【京都 8月21日】
本日、朝廷は源頼朝に征夷大将軍の官を授ける旨を宣し、使者が鎌倉へ発った。長く東国の治安と軍政を担ってきた頼朝の指導体制が、公的な官途によって裏付けられた形である。京の公卿の間では「軍事・警察の統率を委ね、諸国の乱を鎮めしむ」との評が聞かれた。

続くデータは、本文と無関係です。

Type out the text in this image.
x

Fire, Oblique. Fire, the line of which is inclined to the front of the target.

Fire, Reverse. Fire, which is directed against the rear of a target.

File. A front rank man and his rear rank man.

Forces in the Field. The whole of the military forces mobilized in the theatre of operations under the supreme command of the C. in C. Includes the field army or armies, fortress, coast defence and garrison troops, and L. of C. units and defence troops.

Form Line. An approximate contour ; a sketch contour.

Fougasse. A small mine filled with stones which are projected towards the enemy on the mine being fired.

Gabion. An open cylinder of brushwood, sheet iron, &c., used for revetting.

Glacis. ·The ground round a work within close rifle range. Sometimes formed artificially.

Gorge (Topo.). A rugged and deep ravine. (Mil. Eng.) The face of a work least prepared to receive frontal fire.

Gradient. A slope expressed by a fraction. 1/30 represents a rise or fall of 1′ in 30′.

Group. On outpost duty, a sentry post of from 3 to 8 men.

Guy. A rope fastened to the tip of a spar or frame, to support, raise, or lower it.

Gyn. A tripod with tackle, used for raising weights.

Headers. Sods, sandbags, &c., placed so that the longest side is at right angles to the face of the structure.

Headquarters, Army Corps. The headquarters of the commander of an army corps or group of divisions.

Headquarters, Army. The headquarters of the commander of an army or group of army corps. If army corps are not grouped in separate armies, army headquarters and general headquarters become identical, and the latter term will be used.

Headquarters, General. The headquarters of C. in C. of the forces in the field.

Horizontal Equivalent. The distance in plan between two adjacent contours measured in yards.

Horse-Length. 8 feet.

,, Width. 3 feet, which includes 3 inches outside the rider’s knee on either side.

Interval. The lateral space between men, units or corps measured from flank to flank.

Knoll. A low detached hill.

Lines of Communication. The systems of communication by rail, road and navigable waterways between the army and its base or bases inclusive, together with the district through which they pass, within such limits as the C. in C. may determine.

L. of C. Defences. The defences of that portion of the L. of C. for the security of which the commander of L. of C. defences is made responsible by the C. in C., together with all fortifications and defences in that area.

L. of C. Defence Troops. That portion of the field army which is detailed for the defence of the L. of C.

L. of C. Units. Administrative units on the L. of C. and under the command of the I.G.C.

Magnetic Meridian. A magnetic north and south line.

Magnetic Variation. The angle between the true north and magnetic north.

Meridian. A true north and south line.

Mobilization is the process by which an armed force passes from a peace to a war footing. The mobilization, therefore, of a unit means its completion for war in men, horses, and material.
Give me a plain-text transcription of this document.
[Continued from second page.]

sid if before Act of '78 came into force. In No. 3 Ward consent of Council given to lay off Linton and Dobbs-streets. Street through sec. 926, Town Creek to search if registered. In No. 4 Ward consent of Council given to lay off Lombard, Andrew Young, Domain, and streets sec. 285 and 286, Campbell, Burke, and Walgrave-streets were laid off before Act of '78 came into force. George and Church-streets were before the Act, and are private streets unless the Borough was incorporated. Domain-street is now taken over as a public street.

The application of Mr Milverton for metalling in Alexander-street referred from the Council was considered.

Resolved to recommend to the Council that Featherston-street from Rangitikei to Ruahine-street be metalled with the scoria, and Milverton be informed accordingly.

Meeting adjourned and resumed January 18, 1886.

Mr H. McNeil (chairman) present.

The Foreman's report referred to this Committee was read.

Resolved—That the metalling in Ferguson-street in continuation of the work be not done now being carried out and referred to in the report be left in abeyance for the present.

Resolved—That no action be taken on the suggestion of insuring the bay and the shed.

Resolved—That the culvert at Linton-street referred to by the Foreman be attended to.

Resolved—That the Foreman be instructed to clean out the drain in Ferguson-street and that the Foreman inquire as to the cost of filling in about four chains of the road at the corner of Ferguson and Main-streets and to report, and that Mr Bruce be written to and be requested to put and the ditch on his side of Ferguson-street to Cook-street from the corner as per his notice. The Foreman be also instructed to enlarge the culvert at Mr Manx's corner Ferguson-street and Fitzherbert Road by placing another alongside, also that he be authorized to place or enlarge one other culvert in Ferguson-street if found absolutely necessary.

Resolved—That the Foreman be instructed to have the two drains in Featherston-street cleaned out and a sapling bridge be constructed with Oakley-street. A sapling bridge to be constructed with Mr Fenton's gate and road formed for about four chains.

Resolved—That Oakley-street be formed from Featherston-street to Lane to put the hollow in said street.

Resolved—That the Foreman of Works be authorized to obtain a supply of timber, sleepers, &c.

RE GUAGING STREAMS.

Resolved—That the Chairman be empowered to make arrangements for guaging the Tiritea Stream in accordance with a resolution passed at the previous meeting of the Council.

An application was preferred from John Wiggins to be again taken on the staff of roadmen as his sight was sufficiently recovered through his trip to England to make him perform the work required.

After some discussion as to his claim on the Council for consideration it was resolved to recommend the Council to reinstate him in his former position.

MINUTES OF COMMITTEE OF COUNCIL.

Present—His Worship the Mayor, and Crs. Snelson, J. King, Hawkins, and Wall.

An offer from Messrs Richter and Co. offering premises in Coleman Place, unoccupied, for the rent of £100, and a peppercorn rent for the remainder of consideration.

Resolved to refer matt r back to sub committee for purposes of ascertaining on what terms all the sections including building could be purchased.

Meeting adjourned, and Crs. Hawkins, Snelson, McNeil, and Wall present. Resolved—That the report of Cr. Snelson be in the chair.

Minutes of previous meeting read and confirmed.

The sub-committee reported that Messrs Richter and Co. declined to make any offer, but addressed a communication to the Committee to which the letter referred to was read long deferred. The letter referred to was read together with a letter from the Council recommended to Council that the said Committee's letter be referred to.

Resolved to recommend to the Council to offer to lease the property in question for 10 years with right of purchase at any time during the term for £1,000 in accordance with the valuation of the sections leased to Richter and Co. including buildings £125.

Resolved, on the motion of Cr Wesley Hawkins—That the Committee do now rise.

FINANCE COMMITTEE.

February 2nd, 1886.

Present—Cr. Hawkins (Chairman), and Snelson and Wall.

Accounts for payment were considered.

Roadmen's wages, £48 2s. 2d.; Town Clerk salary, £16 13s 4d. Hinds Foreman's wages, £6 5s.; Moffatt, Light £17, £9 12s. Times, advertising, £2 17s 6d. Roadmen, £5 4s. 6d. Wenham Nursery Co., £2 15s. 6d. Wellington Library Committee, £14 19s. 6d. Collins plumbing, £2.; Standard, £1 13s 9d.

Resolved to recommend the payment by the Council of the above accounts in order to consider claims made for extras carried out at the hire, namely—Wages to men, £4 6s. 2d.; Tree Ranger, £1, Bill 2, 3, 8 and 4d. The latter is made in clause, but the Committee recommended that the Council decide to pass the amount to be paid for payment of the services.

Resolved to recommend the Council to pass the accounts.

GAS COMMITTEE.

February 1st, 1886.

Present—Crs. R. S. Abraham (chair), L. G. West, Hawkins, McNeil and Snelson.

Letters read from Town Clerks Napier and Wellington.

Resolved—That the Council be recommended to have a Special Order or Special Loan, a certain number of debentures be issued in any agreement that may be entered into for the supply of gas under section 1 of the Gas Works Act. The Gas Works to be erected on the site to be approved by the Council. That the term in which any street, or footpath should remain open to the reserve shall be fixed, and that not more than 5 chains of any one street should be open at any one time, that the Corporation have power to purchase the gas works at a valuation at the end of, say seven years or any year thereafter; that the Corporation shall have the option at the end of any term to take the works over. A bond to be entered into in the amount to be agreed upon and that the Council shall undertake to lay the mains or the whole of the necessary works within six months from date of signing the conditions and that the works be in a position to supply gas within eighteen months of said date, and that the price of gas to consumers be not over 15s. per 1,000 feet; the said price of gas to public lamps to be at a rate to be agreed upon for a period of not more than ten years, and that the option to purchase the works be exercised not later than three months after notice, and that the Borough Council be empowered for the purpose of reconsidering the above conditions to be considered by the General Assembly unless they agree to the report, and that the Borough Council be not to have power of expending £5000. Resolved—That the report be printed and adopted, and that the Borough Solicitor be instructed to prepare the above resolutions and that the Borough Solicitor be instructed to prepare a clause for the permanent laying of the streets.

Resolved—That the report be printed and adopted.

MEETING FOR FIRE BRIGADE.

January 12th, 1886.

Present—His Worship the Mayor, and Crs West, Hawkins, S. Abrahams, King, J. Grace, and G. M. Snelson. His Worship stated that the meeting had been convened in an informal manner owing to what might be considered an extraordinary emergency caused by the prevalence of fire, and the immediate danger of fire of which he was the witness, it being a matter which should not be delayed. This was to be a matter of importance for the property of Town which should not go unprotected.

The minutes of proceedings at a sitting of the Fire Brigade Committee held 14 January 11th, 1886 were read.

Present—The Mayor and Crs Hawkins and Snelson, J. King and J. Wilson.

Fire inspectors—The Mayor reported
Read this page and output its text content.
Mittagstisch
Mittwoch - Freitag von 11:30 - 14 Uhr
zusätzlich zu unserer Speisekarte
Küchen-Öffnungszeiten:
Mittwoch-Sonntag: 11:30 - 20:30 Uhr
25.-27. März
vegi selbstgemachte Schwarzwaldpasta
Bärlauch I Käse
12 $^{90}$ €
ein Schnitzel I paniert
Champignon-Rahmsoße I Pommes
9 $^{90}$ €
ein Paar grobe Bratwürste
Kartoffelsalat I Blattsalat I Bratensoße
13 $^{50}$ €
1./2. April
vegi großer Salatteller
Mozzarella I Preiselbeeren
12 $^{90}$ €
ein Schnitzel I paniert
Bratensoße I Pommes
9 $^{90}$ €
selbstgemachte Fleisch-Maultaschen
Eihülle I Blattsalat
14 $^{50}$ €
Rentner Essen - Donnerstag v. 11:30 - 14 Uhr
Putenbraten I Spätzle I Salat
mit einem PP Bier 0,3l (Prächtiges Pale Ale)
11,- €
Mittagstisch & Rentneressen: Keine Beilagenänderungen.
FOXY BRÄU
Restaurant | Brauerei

宣下は諸国の武士と荘園領主に広く示達され、今後は将軍の名において警固・逮捕・動員が命ぜられる見通しだ。すでに各地では守護・地頭の補任が進み、検断や年貢輸送の警備が強化されている。海道の要地には関所が整えられ、治安の引き締めが図られるという。
鎌倉では政所・侍所・問注所が相互に働き、訴訟・軍政・財政の機能が整いつつある。今回の任官により、その権能は朝廷の公認のもとで一段と明確化され、土地争論の裁断や所領目録の整理が加速するとみられる。東国の御家人からは「公私の秩序が定まる」と安堵の声が上がった。
一方、京では貴族社会への影響を案じる向きもある。ある廷臣は「武の力を官途に繋ぎとめ、礼の枠内に置くことが肝要」と語り、儀礼と実務の均衡に注意を促した。財政や軍役の負担をめぐり、朝廷と鎌倉の折衝が増える可能性も指摘される。
海道を急ぐ宣旨は、やがて鎌倉の将軍館で披露される。武家の政がいかなる法と礼で国を治めるのか―新たな局面を迎えた国のかたちに、諸国の視線が注がれている。